Lubelska siedziba TVP została „zaatakowana” przez lewicowych aktywistów. Uzbrojeni w kredę, namalowali przed budynkiem tęczę. Ochroniarze wezwali policję.
Malowanie tęczy było elementem ogólnopolskiej akcji. Aktywiści Wiosny i Młodej Lewicy protestowali w środę, domagając się odwołania Przemysława Czarnka z funkcji ministra resortu edukacji i nauki. Aktywiści zbierają też podpisy pod obywatelskim wotum nieufności wobec ministra. Akcję wsparło ponad 100 tys. osób.
W środę przed biurem poselskim Czarnka w Lublinie protestujący zostawili baner z hasłami sprzeciwu.
Później poszli przed siedzibę TVP Lublin. Na chodniku przed budynkiem namalowali kredą tęczę z hasłem „#CzarnekOUT”. Zakończyło się to awanturą z ochroniarzami, którzy mieli grozić aktywistom pobiciem. W końcu ochrona wezwała policję.
- Trwało to jakieś pół godziny. Mijało nas kilka osób i nikt nie zwracał nam uwagi. Już mieliśmy iść, kiedy wybiegł do nas ochroniarz. Powiedział, że wezwie policję - relacjonuje Hubert Znajomski, uczestnik akcji. - Po chwili wyszedł jeszcze jeden ochroniarz. Oskarżał nas o wandalizm. Tłumaczyłem mu, że chodnik jest miejscem publicznym, a napis zrobiliśmy kredą, więc zmyje go pierwszy deszcz.

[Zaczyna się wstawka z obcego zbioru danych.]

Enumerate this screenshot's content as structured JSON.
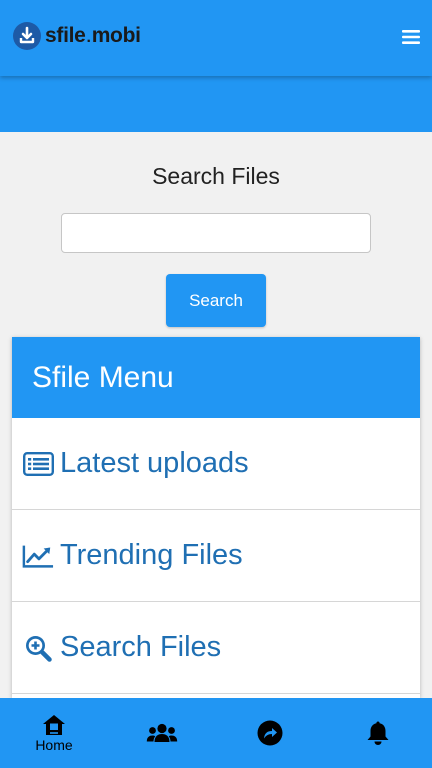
{
  "header": {
    "logo_name": "sfile",
    "logo_dot": ".",
    "logo_suffix": "mobi",
    "menu_icon": "hamburger-icon"
  },
  "search": {
    "title": "Search Files",
    "input_value": "",
    "button_label": "Search"
  },
  "menu": {
    "title": "Sfile Menu",
    "items": [
      {
        "label": "Latest uploads",
        "icon": "list-icon"
      },
      {
        "label": "Trending Files",
        "icon": "trending-chart-icon"
      },
      {
        "label": "Search Files",
        "icon": "search-plus-icon"
      }
    ]
  },
  "bottom_nav": {
    "items": [
      {
        "label": "Home",
        "icon": "home-icon"
      },
      {
        "label": "",
        "icon": "users-icon"
      },
      {
        "label": "",
        "icon": "share-arrow-icon"
      },
      {
        "label": "",
        "icon": "bell-icon"
      }
    ]
  },
  "colors": {
    "primary": "#2196f3",
    "menu_text": "#1f6fb3",
    "page_background": "#f1f1f1"
  }
}
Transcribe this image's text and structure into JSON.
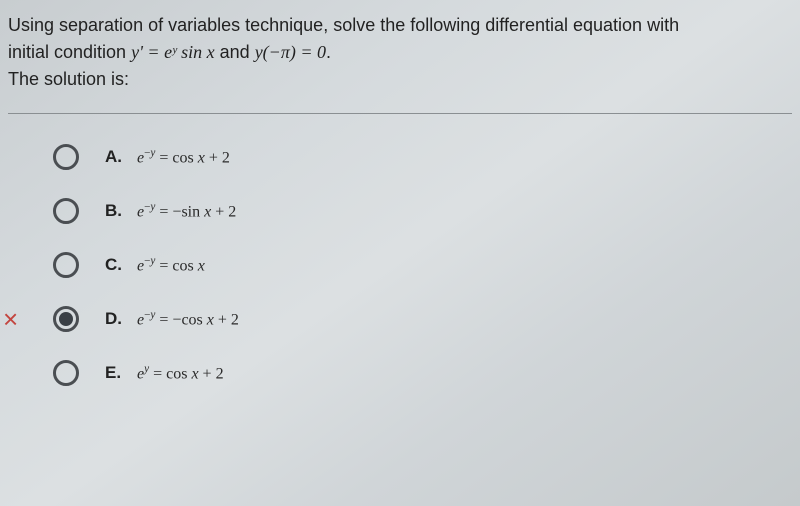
{
  "question": {
    "line1": "Using separation of variables technique, solve the following differential equation with",
    "line2_pre": "initial condition ",
    "line2_eq1": "y' = eʸ sin x",
    "line2_mid": " and ",
    "line2_eq2": "y(−π) = 0",
    "line2_post": ".",
    "line3": "The solution is:"
  },
  "options": [
    {
      "letter": "A.",
      "math": "e⁻ʸ = cos x + 2",
      "selected": false,
      "marked_wrong": false
    },
    {
      "letter": "B.",
      "math": "e⁻ʸ = −sin x + 2",
      "selected": false,
      "marked_wrong": false
    },
    {
      "letter": "C.",
      "math": "e⁻ʸ = cos x",
      "selected": false,
      "marked_wrong": false
    },
    {
      "letter": "D.",
      "math": "e⁻ʸ = −cos x + 2",
      "selected": true,
      "marked_wrong": true
    },
    {
      "letter": "E.",
      "math": "eʸ = cos x + 2",
      "selected": false,
      "marked_wrong": false
    }
  ],
  "wrong_marker": "×"
}
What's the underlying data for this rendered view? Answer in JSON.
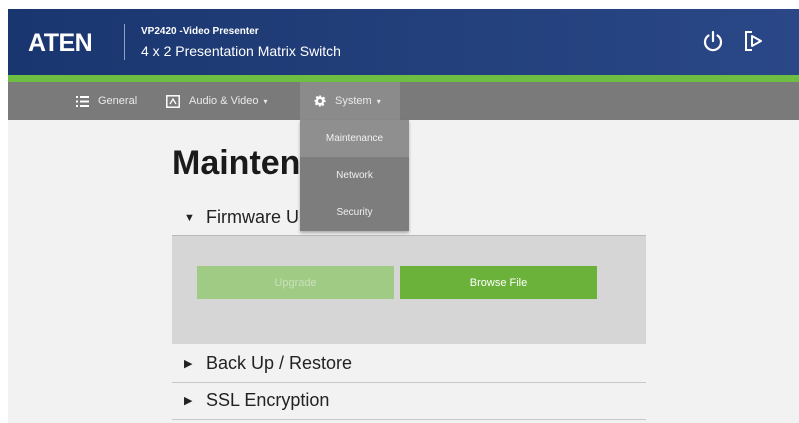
{
  "header": {
    "logo": "ATEN",
    "model": "VP2420 -Video Presenter",
    "product": "4 x 2 Presentation Matrix Switch",
    "accent_color": "#6fbe44",
    "power_icon": "power-icon",
    "logout_icon": "logout-icon"
  },
  "nav": {
    "items": [
      {
        "label": "General",
        "icon": "list-icon"
      },
      {
        "label": "Audio & Video",
        "icon": "av-icon"
      },
      {
        "label": "System",
        "icon": "gear-icon"
      }
    ],
    "caret": "▾"
  },
  "dropdown": {
    "items": [
      "Maintenance",
      "Network",
      "Security"
    ],
    "selected": "Maintenance"
  },
  "page": {
    "title": "Maintenance",
    "sections": [
      {
        "label": "Firmware Upgrade",
        "expanded": true
      },
      {
        "label": "Back Up / Restore",
        "expanded": false
      },
      {
        "label": "SSL Encryption",
        "expanded": false
      }
    ],
    "firmware": {
      "upgrade_label": "Upgrade",
      "browse_label": "Browse File"
    }
  },
  "icons": {
    "expanded": "▼",
    "collapsed": "▶"
  }
}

Między aktywistami, a ochroną doszło do sprzeczki.
- Ochroniarz powiedział do mojego kolegi, że zaraz mu pi…nie - dodaje Hubert Znajomski.
Z relacji aktywistów wynika, że po ok. 20 minutach na miejscu pojawili się mundurowi.
- Policjanci stwierdzili, że tęczę i napis faktycznie wykonano kredą. Nie było tam również żadnych wulgarnych treści, o czym poinformowano zgłaszającego - mówi kom. Kamil Gołębiowski, rzecznik Komendy Miejskiej Policji w Lublinie.
Policyjna interwencja zakończyła się wylegitymowaniem aktywistów.